L’UE enquête sur Meta et les restrictions des chatbots IA sur WhatsApp

La Commission européenne lance une enquête antitrust contre Meta, suspecté de bloquer l’accès des fournisseurs tiers d’IA à WhatsApp, au profit de son propre service Meta AI. Cette procédure s’inscrit dans la lutte accrue de l’UE contre les géants technologiques américains.

La Commission européenne a ouvert en décembre 2025 une enquête formelle visant Meta, propriétaire de WhatsApp, pour examiner si sa nouvelle politique limite la concurrence dans le domaine de l’intelligence artificielle. Cette investigation intervient après que Meta a modifié les conditions d’utilisation de WhatsApp, interdisant aux entreprises tierces d’utiliser l’API de la plateforme pour distribuer des chatbots IA, tout en maintenant l’accès à son propre service Meta AI.

Une politique controversée sur l’accès aux chatbots IA

Depuis le 15 octobre 2025, la nouvelle politique de WhatsApp empêche les fournisseurs d’IA qui ne sont pas déjà présents sur la plateforme d’y proposer leurs services. Cette restriction s’étendra aux fournisseurs existants à partir du 15 janvier 2026. En réaction, OpenAI et Microsoft ont annoncé le retrait de ChatGPT et Copilot de WhatsApp, illustrant les tensions croissantes autour de l’accès aux services d’IA sur les plateformes dominantes.

La Commission européenne s’inquiète que cette politique favorise Meta AI au détriment des concurrents, ce qui pourrait constituer un abus de position dominante interdit par les règles antitrust de l’UE. L’objectif est d’éviter un préjudice irréparable à la concurrence dans un marché de l’IA en pleine expansion.

Un contexte européen de régulation renforcée

Cette enquête s’inscrit dans une série d’actions récentes de l’Union européenne contre les grandes entreprises technologiques américaines. En 2024, Google a été condamné à une amende record de 2,95 milliards d’euros pour pratiques anticoncurrentielles dans la publicité en ligne, tandis qu’Apple a écopé de 500 millions d’euros pour violation des règles anti-steering. Meta a également été sanctionné à hauteur de 200 millions d’euros pour ne pas avoir offert aux consommateurs le choix d’un service moins intrusif en matière de données personnelles.
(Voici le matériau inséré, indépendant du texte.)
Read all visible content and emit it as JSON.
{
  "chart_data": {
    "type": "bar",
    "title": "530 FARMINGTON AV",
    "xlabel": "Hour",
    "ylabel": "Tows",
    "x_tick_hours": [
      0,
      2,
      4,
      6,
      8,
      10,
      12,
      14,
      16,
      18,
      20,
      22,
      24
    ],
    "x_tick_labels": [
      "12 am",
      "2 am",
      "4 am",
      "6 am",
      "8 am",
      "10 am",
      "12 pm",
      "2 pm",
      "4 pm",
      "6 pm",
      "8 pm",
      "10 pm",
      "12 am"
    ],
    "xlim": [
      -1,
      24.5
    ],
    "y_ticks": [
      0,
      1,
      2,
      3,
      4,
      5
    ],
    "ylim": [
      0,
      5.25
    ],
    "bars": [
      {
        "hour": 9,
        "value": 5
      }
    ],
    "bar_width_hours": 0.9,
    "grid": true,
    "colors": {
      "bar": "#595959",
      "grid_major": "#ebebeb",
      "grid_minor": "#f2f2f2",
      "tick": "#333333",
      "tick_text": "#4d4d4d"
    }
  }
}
Teresa Ribera, commissaire européenne à la concurrence, a souligné l’importance de garantir que les citoyens et entreprises européens bénéficient pleinement de la révolution technologique, en empêchant les acteurs dominants d’étouffer l’innovation.

Conséquences potentielles pour Meta

Si l’enquête conclut à une violation des règles antitrust, Meta pourrait être sanctionné par une amende pouvant atteindre 10 % de son chiffre d’affaires mondial annuel, soit environ 16,45 milliards de dollars selon les résultats financiers 2024 du groupe. Aucun délai n’a été fixé pour la conclusion de cette procédure, qui pourrait influencer la manière dont les plateformes technologiques gèrent l’intégration des services d’intelligence artificielle à l’avenir.